You are not alone - here are some resources
Although you may feel alone, there are a number of resources available to you; many of them for free.
Take advantage of them - they were created for helping you!
Chat with or call the National Domestic Violence Hotline.
If you want to learn more about creating a safety or escape plan, protecting your privacy, and which steps to take after you've left, check out this article.
Do not expect that, if you go back, the relationship suddenly will turn a page. Much more likely, you will go back to the pages you have thought you had turned so many times before.
You are better than that. Get out; stay out.
IMPORTANT: READ THIS IF YOU BELIEVE ARE BEING ABUSED
If you are being abused, you can call or chat with the National Domestic Violence Hotline which is staffed by trained advocates that listen and can help you address the issues you are experiencing.
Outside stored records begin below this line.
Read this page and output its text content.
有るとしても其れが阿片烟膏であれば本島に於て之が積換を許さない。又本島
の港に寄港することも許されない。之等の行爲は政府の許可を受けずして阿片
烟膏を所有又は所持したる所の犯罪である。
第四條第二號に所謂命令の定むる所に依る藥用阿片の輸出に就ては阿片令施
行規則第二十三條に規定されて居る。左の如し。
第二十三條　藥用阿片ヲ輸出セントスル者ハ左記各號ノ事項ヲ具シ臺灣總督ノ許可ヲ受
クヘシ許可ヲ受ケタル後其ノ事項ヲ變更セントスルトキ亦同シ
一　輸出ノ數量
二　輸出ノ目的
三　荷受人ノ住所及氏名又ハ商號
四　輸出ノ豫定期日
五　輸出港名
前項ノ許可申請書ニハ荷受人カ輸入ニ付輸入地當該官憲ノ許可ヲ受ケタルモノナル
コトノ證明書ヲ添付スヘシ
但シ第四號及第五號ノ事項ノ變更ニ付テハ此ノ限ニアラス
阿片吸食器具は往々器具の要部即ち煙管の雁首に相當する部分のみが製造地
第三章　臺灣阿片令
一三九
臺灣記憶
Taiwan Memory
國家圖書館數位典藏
If you don't live in the United States, do an online search for keywords like "domestic violence" and "help" or "hotline."
2 thoughts on “Why Do People Return to Partners Who Abuse Them?”
Oh, no! I was utterly shocked upon discovering that one of my office mates has been physically abused by her husband for several months now and she was quite hesitant to tell anyone about it. Thanks, by the way, for helping me understand that some victims tend to get back to their violent partner for the sake if their children’s wellbeing. Nonetheless, I feel the urge to call an organization to help her get out of such a horrible situation.
It’s so kind of you to care for your office mate. We find frequently that abused partners stay in or return to the situation in which they get abused. Maybe as a first step you could consider sharing resources like the National Domestic Violence Hotline with your office mate? Often, taking a first step in getting help is very difficult for affected individuals, however. I hope your office mate’s situation will improve soon!